I believe this bug is caused by the logic that tries to infer dataset format. It counts the most common file extension. However, a small dataset can fit in a single .arrow file and have two JSON metadata files, causing the format to be inferred as JSON:
$ ls -l dataset/test
-rw-r--r-- 1 sliedes sliedes 191498784 Jul 1 13:55 data-00000-of-00001.arrow
-rw-r--r-- 1 sliedes sliedes 1730 Jul 1 13:55 dataset_info.json
-rw-r--r-- 1 sliedes sliedes 249 Jul 1 13:55 state.json
Steps to reproduce the bug
Execute the code above.
Expected behavior
The dataset is loaded successfully.
Environment info
-
datasetsversion: 2.20.0 - Platform: Linux-6.9.3-arch1-1-x86_64-with-glibc2.39
- Python version: 3.12.4
-
huggingface_hubversion: 0.23.4 - PyArrow version: 16.1.0
- Pandas version: 2.2.2
-
fsspecversion: 2024.5.0
In my case the error was:
ValueError: You are trying to load a dataset that was saved using `save_to_disk`. Please use `load_from_disk` instead.
Did you try load_from_disk?
More generally, any reason there is no API consistency between save_to_disk and push_to_hub ?
Would be nice to be able to save_to_disk and then upload manually to the hub and load_dataset (which works in some situations but not all)...
I have the exact same problem !
load_from_disk managed to load the dataset, but the bug with load_dataset needs to be fixed.
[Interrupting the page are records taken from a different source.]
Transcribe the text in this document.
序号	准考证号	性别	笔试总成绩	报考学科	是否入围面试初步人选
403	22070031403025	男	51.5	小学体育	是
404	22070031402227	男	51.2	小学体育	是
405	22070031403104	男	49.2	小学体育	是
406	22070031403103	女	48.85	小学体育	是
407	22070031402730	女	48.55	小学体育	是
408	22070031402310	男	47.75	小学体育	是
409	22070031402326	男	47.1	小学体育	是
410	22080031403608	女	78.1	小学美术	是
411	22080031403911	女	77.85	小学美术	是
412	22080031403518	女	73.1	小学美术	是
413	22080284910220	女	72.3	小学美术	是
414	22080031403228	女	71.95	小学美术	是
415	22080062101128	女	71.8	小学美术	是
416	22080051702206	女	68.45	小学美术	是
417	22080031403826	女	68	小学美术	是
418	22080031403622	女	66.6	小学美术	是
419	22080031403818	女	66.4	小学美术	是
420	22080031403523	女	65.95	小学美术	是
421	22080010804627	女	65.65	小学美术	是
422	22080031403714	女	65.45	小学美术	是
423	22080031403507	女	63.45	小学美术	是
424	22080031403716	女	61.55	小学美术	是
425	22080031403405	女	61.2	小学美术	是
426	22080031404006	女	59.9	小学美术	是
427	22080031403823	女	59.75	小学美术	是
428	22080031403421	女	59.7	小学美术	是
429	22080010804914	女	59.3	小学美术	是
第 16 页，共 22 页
any update ? I need some function from load dataset like num_proc, or streaming to optimize ram, ... but got this error
I found that the very hard way. When each split has more than one arrow file they are marked correctly. When there is only one, json file wins. So adding the .arrow format in the sorter does the trick.